Lot n° 33

PROUST (Marcel) — 2 LETTRES AUTOGRAPHES signées «Marcel». — [Sanatorium de Boulogne-sur-Seine], novembre-décembre 1905. • 1. 2 pp. 1/2 in-8 d'une écriture relâchée avec signature peu lisible ; date de réception au composteur en 2...

Estimation : - 1 000 - 1 500 €
Adjudication : 2 000 €
Description
endroits, apostille autographe du destinataire, «rép[ondu]» en deux endroits ; petites taches de rouille. • 2. 4 pp. in-8 d'une écriture un peu relâchée ; date de réception au composteur, apostille autographe du destinataire, «rép[ondu]» ; petites taches de rouille.
«Il y a eu ici grand drame...»

Proust en deuil de sa mère.
Personnage essentiel de l'univers de Marcel Proust, sa mère Jeanne Weil compta beaucoup dans son rapport à la vie et à la littérature.
Sa mort le 26 septembre 1905 fut pour lui une épreuve insoutenable, la perte d'un pan entier de son temps qui disparaissait. Vers la fin de novembre, il entra dans le sanatorium du docteur Paul Sollier à Boulogne-sur Seine, et, pour surmonter cette crise, y resta jusqu'à la fin de janvier 1906. Il évoqua cette période de sa vie, en l'amplifiant, dans Le Temps retrouvé.

• 1. - [Date de réception du 28 novembre 1905]: «Mon cher Louis, il y a eu ici grand drame parce que tu n'avais pas reçu ma lettre. J'ai failli partir ! Comment ma belle soeur a-t-elle pu dire que je désirais une lampe à pétrole ! Moi qui crains la moindre odeur ! C'est une lampe électrique et un chauffoir électrique que je voulais ; mais tâche plutôt de pénétrer jusqu'à moi en demandant en arrivant l'autorisation au Dr Sollier plutôt qu'à sa femme qui te la refuserait.
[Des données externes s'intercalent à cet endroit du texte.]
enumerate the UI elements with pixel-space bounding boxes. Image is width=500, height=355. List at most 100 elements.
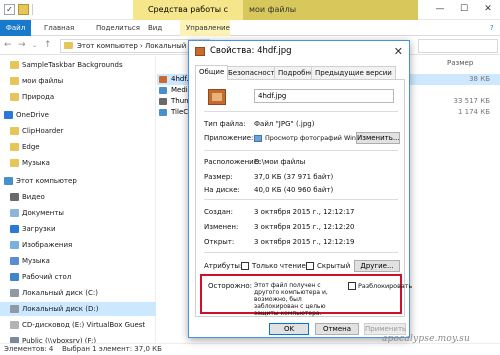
security-warning-highlight: Осторожно: Этот файл получен с другого к…: [200, 274, 412, 317]
attributes-label: Атрибуты:: [204, 262, 243, 270]
opened-label: Открыт:: [204, 238, 235, 246]
folder-icon: [10, 127, 19, 135]
close-window-icon[interactable]: ✕: [476, 0, 500, 20]
sidebar-item-label: Рабочий стол: [22, 273, 72, 281]
sidebar-item[interactable]: Локальный диск (D:): [0, 302, 156, 316]
sidebar-item[interactable]: Музыка: [0, 254, 156, 268]
sidebar-item[interactable]: Загрузки: [0, 222, 156, 236]
type-label: Тип файла:: [204, 120, 246, 128]
file-size: 1 174 КБ: [457, 108, 490, 116]
column-size[interactable]: Размер: [447, 59, 473, 67]
onedrive-icon: [4, 111, 13, 119]
ribbon-tabs: Файл Главная Поделиться Вид Управление ?: [0, 20, 500, 36]
opened-value: 3 октября 2015 г., 12:12:19: [254, 238, 355, 246]
created-label: Создан:: [204, 208, 233, 216]
created-value: 3 октября 2015 г., 12:12:17: [254, 208, 355, 216]
security-message: Этот файл получен с другого компьютера и…: [254, 282, 328, 317]
back-icon[interactable]: ←: [4, 40, 12, 50]
file-size: 38 КБ: [469, 75, 490, 83]
sidebar-item-label: Локальный диск (C:): [22, 289, 98, 297]
recent-locations-icon[interactable]: ⌄: [32, 42, 37, 49]
ribbon-contextual-header: Средства работы с рисунками: [133, 0, 243, 34]
sidebar-item[interactable]: ›OneDrive: [0, 108, 156, 122]
tab-file[interactable]: Файл: [0, 20, 31, 36]
size-label: Размер:: [204, 173, 233, 181]
folder-icon: [10, 93, 19, 101]
quick-access-toolbar: ✓: [4, 4, 33, 15]
sidebar-item-label: Загрузки: [22, 225, 56, 233]
general-pane: 4hdf.jpg Тип файла: Файл "JPG" (.jpg) Пр…: [195, 79, 412, 317]
explorer-titlebar: ✓ Средства работы с рисунками мои файлы …: [0, 0, 500, 34]
status-item-count: Элементов: 4: [4, 345, 54, 353]
sidebar-item-label: SampleTaskbar Backgrounds: [22, 61, 123, 69]
tab-general[interactable]: Общие: [195, 65, 229, 80]
type-value: Файл "JPG" (.jpg): [254, 120, 315, 128]
search-input[interactable]: [418, 39, 498, 53]
sidebar-item-label: Документы: [22, 209, 64, 217]
maximize-icon[interactable]: ☐: [452, 0, 476, 20]
downloads-icon: [10, 225, 19, 233]
sidebar-item[interactable]: CD-дисковод (E:) VirtualBox Guest: [0, 318, 156, 332]
advanced-button[interactable]: Другие...: [354, 260, 400, 272]
computer-icon: [4, 177, 13, 185]
readonly-label: Только чтение: [252, 262, 306, 270]
sidebar-item[interactable]: ClipHoarder: [0, 124, 156, 138]
folder-icon: [10, 77, 19, 85]
sidebar-item[interactable]: Изображения: [0, 238, 156, 252]
sidebar-item-label: Природа: [22, 93, 55, 101]
unblock-checkbox[interactable]: [348, 282, 356, 290]
sidebar-item-label: ClipHoarder: [22, 127, 64, 135]
filename-field[interactable]: 4hdf.jpg: [254, 89, 394, 103]
sidebar-item[interactable]: Природа: [0, 90, 156, 104]
sidebar-item[interactable]: Музыка: [0, 156, 156, 170]
navigation-pane: SampleTaskbar Backgrounds мои файлы Природ…: [0, 56, 156, 346]
sidebar-item[interactable]: SampleTaskbar Backgrounds: [0, 58, 156, 72]
hidden-checkbox[interactable]: [306, 262, 314, 270]
tab-home[interactable]: Главная: [38, 20, 80, 36]
ok-button[interactable]: OK: [269, 323, 309, 335]
location-label: Расположение:: [204, 158, 261, 166]
modified-label: Изменен:: [204, 223, 239, 231]
divider: [204, 252, 398, 253]
toolbar-divider: [32, 4, 33, 15]
new-folder-quick-icon[interactable]: [18, 4, 29, 15]
sidebar-item-label: OneDrive: [16, 111, 49, 119]
tab-manage[interactable]: Управление: [180, 20, 230, 36]
properties-quick-icon[interactable]: ✓: [4, 4, 15, 15]
sidebar-item[interactable]: Локальный диск (C:): [0, 286, 156, 300]
forward-icon[interactable]: →: [18, 40, 26, 50]
change-button[interactable]: Изменить...: [356, 132, 400, 144]
file-icon: [159, 76, 167, 83]
cd-icon: [10, 321, 19, 329]
sidebar-item[interactable]: Документы: [0, 206, 156, 220]
readonly-checkbox[interactable]: [241, 262, 249, 270]
disk-size-label: На диске:: [204, 186, 240, 194]
sidebar-item-label: Видео: [22, 193, 45, 201]
dialog-tabs: Общие Безопасность Подробно Предыдущие в…: [195, 65, 405, 80]
file-icon: [159, 98, 167, 105]
file-icon: [159, 109, 167, 116]
tab-share[interactable]: Поделиться: [90, 20, 146, 36]
folder-icon: [10, 61, 19, 69]
sidebar-item[interactable]: Рабочий стол: [0, 270, 156, 284]
close-icon[interactable]: ✕: [394, 45, 403, 58]
window-title: мои файлы: [243, 0, 418, 20]
status-selection: Выбран 1 элемент: 37,0 КБ: [62, 345, 162, 353]
sidebar-item[interactable]: Edge: [0, 140, 156, 154]
image-file-icon: [195, 47, 205, 56]
size-value: 37,0 КБ (37 971 байт): [254, 173, 334, 181]
tab-view[interactable]: Вид: [142, 20, 168, 36]
sidebar-item-label: Музыка: [22, 257, 50, 265]
up-icon[interactable]: ↑: [44, 40, 52, 50]
divider: [204, 199, 398, 200]
sidebar-item[interactable]: Видео: [0, 190, 156, 204]
tab-previous-versions[interactable]: Предыдущие версии: [311, 66, 396, 79]
minimize-icon[interactable]: —: [428, 0, 452, 20]
sidebar-item[interactable]: мои файлы: [0, 74, 156, 88]
status-bar: Элементов: 4 Выбран 1 элемент: 37,0 КБ: [0, 343, 500, 355]
cancel-button[interactable]: Отмена: [315, 323, 359, 335]
sidebar-item[interactable]: ›Этот компьютер: [0, 174, 156, 188]
help-icon[interactable]: ?: [484, 20, 500, 36]
disk-size-value: 40,0 КБ (40 960 байт): [254, 186, 334, 194]
sidebar-item-label: Edge: [22, 143, 40, 151]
Ne dis pas que tu as reçu une seconde lettre et si dans l'intervalle tu as reçu la [premiè]re, dis que c'est la [premiè]re qui t'a expliqué ton erreur. De vive voix je t'expliquerai mieux cet imbroglio. D'ailleurs il m'est interdit d'écrire. Si je ne pouvais te voir, la lampe est une petite lampe électrique s'allumant sous prise si cela ne coûte pas plus de 60 fr. et le chauffoir une sorte de contenant se chauffant électriquement sous prise où je puisse mettre pour les chauffer mes tricots par exemple, au besoin si possible une chemise de nuit.
Je n'ai plus aucune force, je ne puis continuer à écrire. À toi...»
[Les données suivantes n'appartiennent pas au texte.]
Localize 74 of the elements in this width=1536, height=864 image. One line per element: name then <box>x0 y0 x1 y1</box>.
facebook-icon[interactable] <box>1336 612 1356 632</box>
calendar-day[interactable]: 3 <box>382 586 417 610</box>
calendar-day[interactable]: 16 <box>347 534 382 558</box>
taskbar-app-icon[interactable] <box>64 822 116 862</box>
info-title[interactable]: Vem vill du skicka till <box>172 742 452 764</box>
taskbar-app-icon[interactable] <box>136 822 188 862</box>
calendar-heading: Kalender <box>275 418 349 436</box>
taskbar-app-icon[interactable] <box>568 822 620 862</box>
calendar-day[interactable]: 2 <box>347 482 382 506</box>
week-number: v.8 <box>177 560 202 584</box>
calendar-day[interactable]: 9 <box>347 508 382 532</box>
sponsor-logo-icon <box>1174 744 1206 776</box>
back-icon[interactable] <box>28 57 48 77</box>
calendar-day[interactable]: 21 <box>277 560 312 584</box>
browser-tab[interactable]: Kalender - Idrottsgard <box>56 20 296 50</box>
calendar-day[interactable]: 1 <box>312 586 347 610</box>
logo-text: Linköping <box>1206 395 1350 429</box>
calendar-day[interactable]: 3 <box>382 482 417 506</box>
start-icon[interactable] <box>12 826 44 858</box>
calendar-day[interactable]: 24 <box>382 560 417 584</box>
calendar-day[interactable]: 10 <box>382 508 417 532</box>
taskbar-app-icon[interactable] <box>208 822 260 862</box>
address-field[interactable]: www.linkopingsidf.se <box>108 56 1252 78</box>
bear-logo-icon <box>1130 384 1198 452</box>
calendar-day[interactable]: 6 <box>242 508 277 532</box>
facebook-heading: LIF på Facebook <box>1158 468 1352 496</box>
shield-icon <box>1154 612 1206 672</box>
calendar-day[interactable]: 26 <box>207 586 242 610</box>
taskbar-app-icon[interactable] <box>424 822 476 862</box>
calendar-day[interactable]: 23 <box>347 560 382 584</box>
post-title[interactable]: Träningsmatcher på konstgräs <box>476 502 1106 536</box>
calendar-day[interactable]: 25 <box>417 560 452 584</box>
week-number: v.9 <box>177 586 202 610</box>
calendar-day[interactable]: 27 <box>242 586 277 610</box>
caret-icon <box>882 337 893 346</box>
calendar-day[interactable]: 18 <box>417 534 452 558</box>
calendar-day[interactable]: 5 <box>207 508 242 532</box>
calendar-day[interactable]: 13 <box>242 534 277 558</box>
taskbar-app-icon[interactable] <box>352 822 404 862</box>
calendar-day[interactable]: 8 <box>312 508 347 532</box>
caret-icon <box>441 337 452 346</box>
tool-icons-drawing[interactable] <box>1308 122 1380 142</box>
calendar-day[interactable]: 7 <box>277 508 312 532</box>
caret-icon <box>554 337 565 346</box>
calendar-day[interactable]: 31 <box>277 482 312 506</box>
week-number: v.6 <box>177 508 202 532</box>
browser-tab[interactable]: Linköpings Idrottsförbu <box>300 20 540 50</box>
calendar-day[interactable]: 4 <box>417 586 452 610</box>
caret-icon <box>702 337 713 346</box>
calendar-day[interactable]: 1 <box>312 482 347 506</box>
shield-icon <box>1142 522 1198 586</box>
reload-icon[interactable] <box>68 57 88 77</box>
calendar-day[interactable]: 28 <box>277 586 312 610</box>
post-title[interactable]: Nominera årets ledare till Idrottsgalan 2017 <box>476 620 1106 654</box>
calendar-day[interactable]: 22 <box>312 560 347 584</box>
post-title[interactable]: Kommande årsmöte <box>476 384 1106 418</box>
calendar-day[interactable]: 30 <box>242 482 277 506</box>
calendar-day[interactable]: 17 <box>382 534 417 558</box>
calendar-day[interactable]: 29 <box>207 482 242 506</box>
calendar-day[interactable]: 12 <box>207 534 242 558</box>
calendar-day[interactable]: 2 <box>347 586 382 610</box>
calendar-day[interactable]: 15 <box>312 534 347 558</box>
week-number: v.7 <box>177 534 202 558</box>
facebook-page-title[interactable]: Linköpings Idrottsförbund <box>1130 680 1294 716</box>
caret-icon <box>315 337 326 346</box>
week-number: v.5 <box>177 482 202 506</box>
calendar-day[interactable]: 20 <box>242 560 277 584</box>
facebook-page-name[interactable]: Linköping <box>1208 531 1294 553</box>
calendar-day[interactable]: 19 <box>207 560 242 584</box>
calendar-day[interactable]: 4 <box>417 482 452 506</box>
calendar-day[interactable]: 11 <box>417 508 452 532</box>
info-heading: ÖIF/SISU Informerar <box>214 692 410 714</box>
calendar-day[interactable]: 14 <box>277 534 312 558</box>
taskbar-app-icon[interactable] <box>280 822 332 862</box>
• 2. - [Date de réception du 25 décembre 1905]: «Mon cher Louis, je ne t'avais pas encore écrit, voulant te raconter la conversation que j'avais eue. Malheureusement, j'ai télégraphié pour fixer un rendez-vous à notre amie mais elle n'est pas venue (et ne m'a même pas répondu, d'ailleurs je ne demandais aucune réponse). Et j'en suis désolé. Je l'ai fait le 1er jour où c'était possible. Je voulais avoir plus de force pour t'écrire longuement et te remercier de tes bontés exquises pour moi mais je ne l'ai fait. J'ai appris diverses choses assez importantes. D'abord les br uits qui courent (genre de ce que [Lucien] Henraux avait entendu au téléphone) ont pris une consistance énorme et cela n'est pas très favorable à un projet de mariage, naturellement, si cela prenait trop de consistance.
D'autre part, j'ai eu la preuve que ce que je t'avais dit relativement à Escudier était exact. La madame de La Rochef[oucaul]d qui est ici n'est pas la d[uche]sse de La Rochef[oucaul]d [née Mattie-Elizabeth Mitchell] comme je le croyais, mais la soeur de Loche [Lise Radziwill, soeur de Léon
Radziwill dit Loche, et épouse du duc de Bisaccia, Armand de La Rochefoucauld]. Je me réjouis beaucoup de ton prochain retour et t'envoie mes tendres amitiés... Je sens l'impossibilité de m'occuper d'ici du paravent [probablement pour des étrennes]. Veux-tu m'excuser et dire que je ne le chercherai et donnerai qu'au mois de janvier quand je serai sorti d'ici.»